First, the defendant claims error in the repeated use of the phrase "field sobriety test" throughout the trial. Gerhardt did not eliminate the use of the word "test" or the term "field sobriety tests." Rather, the court held that in OUI marijuana cases, FSTs are to be referred to as "assessments," but also recognized that "it is not practicable to eliminate the concept of testing entirely from trial testimony." Gerhardt, supra at 784-785. Here, it is unlikely that the use of the term "test" or the term "FST" played much of a role, if any, in the jury's verdict.

Next, the defendant contends that police Officer Nathan Derby should not have been permitted to testify that he was looking for "clues of impairment" in her performance of the FSTs. FSTs are "relevant to establish a driver's balance, coordination, mental acuity, and other skills required to safely operate a motor vehicle[.]" Id. at 776. Derby testified to his observations of the defendant during the FSTs which included that she had difficulty balancing, poor coordination, and was unable to follow instructions. He explained that he was looking for clues of impairment, without any reference to marijuana. This was proper. Indeed, the defendant seized on this testimony to suggest that Derby arrested her after forming the wrong opinion -- that she was under the influence of alcohol.

The defendant also claims that it was error to allow Derby to testify that he formed an opinion. However, when Derby was asked what his opinion was, the defendant's objection was properly sustained. Derby then testified, without objection, that he placed the defendant under arrest. Prior to this series of questions, Derby testified as to his observations of the defendant's driving. These observations included that the defendant traveled thirty-five to forty miles per hour in a fifty mile-per-hour speed zone, repeatedly applied her brakes despite a smooth flow of traffic, drove up to half of her vehicle over the dividing line on three occasions, and, upon being signaled to stop by Derby, pulled over in the middle of an on-ramp.

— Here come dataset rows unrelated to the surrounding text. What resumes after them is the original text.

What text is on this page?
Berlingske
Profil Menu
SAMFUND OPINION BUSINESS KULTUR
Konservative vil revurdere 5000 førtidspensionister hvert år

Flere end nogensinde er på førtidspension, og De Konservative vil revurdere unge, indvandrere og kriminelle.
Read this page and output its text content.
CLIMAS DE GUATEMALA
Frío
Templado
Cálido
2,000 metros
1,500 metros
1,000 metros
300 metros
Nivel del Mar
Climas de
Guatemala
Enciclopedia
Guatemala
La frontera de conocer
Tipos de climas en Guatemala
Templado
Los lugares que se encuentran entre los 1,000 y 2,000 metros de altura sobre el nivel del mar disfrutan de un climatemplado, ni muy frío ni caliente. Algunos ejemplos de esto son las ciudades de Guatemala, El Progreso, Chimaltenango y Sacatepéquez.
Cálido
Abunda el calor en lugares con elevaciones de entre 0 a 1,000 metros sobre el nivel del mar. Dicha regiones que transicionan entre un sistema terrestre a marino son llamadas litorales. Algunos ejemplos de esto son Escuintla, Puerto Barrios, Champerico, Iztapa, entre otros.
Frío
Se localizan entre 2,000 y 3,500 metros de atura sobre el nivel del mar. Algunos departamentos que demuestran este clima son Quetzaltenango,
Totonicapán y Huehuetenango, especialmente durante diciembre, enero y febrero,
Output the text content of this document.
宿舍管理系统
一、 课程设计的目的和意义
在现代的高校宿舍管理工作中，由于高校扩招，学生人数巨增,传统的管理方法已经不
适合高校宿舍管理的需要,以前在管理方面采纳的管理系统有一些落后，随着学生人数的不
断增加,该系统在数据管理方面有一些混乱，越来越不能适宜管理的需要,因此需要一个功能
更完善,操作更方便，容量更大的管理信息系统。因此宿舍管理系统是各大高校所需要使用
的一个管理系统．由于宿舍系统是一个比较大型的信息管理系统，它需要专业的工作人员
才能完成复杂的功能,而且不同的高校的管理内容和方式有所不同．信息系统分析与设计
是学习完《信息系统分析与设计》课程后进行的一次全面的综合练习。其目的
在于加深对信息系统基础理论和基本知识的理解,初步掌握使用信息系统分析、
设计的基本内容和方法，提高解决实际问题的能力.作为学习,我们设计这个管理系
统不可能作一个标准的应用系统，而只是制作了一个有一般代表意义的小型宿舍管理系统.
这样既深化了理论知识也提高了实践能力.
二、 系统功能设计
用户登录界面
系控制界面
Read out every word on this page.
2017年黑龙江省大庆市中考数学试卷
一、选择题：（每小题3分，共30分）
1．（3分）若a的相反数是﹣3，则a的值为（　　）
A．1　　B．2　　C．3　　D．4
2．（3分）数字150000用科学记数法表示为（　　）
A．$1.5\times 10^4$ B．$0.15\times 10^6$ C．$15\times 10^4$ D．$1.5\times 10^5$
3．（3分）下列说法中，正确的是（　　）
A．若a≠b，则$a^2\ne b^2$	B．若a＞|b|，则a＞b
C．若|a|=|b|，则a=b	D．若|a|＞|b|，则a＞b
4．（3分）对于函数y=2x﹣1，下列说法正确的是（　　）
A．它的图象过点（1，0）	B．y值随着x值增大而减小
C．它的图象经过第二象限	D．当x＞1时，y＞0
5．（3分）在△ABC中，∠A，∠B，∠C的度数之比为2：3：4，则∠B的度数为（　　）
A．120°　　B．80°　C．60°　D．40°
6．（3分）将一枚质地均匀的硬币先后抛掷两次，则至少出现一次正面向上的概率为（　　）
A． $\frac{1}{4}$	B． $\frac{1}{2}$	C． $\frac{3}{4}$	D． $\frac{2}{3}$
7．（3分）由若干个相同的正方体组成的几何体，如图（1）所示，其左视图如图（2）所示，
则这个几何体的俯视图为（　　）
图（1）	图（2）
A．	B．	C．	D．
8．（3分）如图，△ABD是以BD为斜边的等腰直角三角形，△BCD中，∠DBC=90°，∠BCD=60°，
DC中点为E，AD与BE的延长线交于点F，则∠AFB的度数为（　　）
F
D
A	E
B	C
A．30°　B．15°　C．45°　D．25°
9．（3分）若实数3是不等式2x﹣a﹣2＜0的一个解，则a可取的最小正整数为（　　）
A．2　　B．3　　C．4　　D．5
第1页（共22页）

Derby also testified about the odor of marijuana on the defendant's person and in his police cruiser following her placement in the back seat, her bloodshot eyes, and her admission that she smoked marijuana earlier in the day. On these facts, even if there was error, there was no prejudice. See Commonwealth v. Canty, 466 Mass. 535, 545 (2013).

Finally, the defendant claims that the jury instructions failed to communicate to the jury that "roadside tests are not scientific tests of impairment by marijuana use." She did not, however, ask for such an instruction and failed to object to the given instructions. As such, we review for error, and if so, whether any error created a substantial risk of a miscarriage of justice. Commonwealth v. Alphas, 430 Mass. 8, 13 (1999). The defendant was not entitled to the now proposed instruction, either before or after Gerhardt. The judge properly instructed the jury and clarified that the defendant was charged with OUI marijuana, not OUI alcohol. There was no error.

Judgment affirmed.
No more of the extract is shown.